The ESG regulatory hurricane is sweeping across Europe, North America and Asia. The U.S. Securities and Exchange Commission issued new ESG disclosure guidelines in July that would require domestic and foreign registrants to report climate-related information.

Many corporations already do some of this, but coming soon is the need to document what is called “Scope 3” carbon emissions. In short, corporations will soon be forced to report not only on their direct carbon emissions but on “all indirect emissions … that occur in the value chain of the reporting company, including both upstream and downstream emissions.”

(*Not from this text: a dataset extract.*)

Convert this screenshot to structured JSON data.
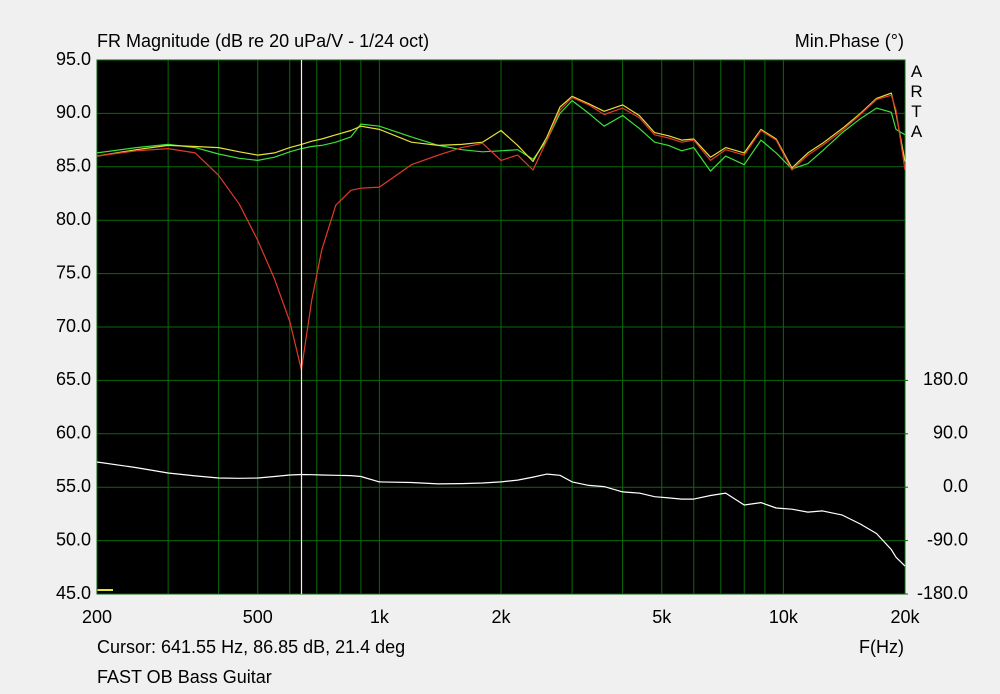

Scope 3 emissions targets are a product of the Greenhouse Gas Protocol Corporate Standards (GGPCS) regime, which is only one small aspect of an alphabet soup of rules that’s about to drown corporate managers and investors. There’s no space here to attempt to explore the whole global scene, even if I did understand it, but a good starting point is to look at the growth of regulatory acronyms.

ISSB: The International Sustainability Standards Board is developing standards “in the public interest” to install a high-quality, comprehensive global baseline of sustainability disclosures focused on the needs of investors and the financial markets. A key ISSB player is Richard Manley, the Canada Pension Plan Investment Board’s chief sustainability officer. He heads the ISSB’s investor advisory group.

CSRD: The Corporate Sustainability Reporting Directive requires Europe’s companies to report on the impact of corporate activities on the environment and society, and requires a fully audited assurance of reported information.

ESRS: European Sustainability Reporting Standards were adopted July 31 and require reporting on sustainability-related impacts, opportunities and risks under the CSRD. These include a full range of environmental, social and governance issues, including climate change, pollution, biodiversity, ecosystems and resource use. Workforce human rights reports include a company’s own workforce (social protection, persons with disabilities, work-related ill-health, and work-life balance). All these datapoints are included in ESRS.

ESG is a massive regulatory and corporate reform nicely described by Stuart Kirk, a former HSBC responsible investing executive, as “death by fatuous and incomparable data.”

One thing is certain about ESG regulatory reform: Taking the Brookfield Plastics Pledge was the easy part. The worst is yet to come.